Wednesday, September 17, 2008

1431 Colorado

Sunday I come home to an empty house. Couches - gone. Tables - gone. Bags of trash and miscellany occupy the living room floor where furniture used to hide the dust bunnies. A bag of food hangs from my hand until I hoist it onto the kitchen counter. I start to heat some water to make food, but then I open cupboards and find them emptied of plates, glasses, silverware... Even the can opener is gone. I bang on my can uselessly.

I wander up to my room, which still comfortably explodes with possessions. Even though all the interesting papers have come off the wall and the exposed holes boast fresh spackle - despite the giant bag of trash and giant bag of donations and giant suitcases - even so, my room still welcomes me - home.

When I finally punch holes in the can top to make a sauce for my last box of pasta, I sit on my bed and eat with an abandoned pair of chopsticks. After another hour or so of stirring stuff around in my room (ineffectual packing), I leave to find solace at another person's place.

The next time I return to the little house, my housemates (whoever remains of them) and a few kindred souls have created a campout in the front steps. The last remains of our candles - wax nubs of various shapes, colors, smells - slowly melt into the cement and grass where they burn. They illuminate furtive faces. A bottle of wine - then another - gets passed around. We lounge outside on couch cushions reclaimed from our landlord's junk pile. Music drips from the living room out onto our candlelit ears. We lay on the grass, long skirts hiked up to our knees, looking up at Michigan's nightly cloud cover, feeling the green blades and puppy ears between our fingers.
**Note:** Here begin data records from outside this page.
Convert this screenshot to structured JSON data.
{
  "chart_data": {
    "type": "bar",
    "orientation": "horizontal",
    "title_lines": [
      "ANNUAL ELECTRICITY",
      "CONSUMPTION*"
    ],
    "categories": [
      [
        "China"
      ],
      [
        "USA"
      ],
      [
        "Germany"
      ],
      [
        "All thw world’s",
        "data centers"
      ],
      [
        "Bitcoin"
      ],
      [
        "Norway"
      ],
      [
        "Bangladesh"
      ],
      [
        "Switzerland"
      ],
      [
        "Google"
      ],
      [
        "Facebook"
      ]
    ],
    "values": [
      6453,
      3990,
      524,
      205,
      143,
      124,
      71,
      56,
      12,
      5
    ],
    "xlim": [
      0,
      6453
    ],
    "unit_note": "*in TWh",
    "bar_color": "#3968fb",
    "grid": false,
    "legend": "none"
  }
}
The need for yet another bottle sends me inside for a minute to the bare house. One bulb burns in the yellow kitchen, casting shadows into the purple dining room and a warm glow to the red-walled living room. My footsteps, which swish my skirt around my ankles, echo in the empty rooms. It is a shell. A physical shell, one that only has meaning when full of things and furniture and the people to claim them. Room delineations are useless when there is no table to make the dining room a dining room, no couch to make the living room anything but four red walls. A virtual shell, one that has held many people and many memories - lives that intertwined there, encounters of all kinds but mostly for good.

Sometimes over the two years I lived there I would hear voices. A laugh, two girls laughing, and I would think my housemates were home, but a search never turned up a person. Others in the house also heard them, and we affectionately called the laughing our ghost. On our ghost we could explain the frequent peculiar appearance of unclaimed items, perhaps left by prior tenants or forgotten by guests, but chalked up to our friendly poltergeist.

Now I can hear laughing. The sounds come from the front door, where the bohemian merrymaking of my friends calls me.

I feel like a squatter, claiming a house of illicit pleasures where minds go wandering on lacy green smoke clouds. We embrace each other without touching. We are a handful of free spirits, forgetting for an evening trouble with our landlord and tensions between girls and the imminent departure date screaming at us from calendar pages. Calendar pages mean nothing to us now. We are floating on stolen time, buoyed up by the humid, thunder-laden breeze. Warm water drops and distant flashes are the only things that root us in a time, in the first storm of summer.

Our fingertips find each other when the rain comes to smatter our upturned faces. Like that - hands clasped, a wet boy on one side of me and a wet puppy on the other - we laugh. The house behind us sucks in the laugh, chew on it, adds our spirit and our memories to the collective ghost of its presence. This laugh will echo with the others, flitting about the ceiling and the secret nooks. It will reach down and caress the new tenants, another group of girls who will fill the house again with the material things and the daily activity that makes life. It will beckon them into the mysteries of female friendship and whisper the freedom of a night in the rain. It will invite them to look past possessions and interpersonal frustrations and pressing obligations into the furtive faces of a few kindred souls.

The house is now just a shell, emptied, but of all the nights spent here I know I will forever remember it just like this - empty of stuff, but full of us.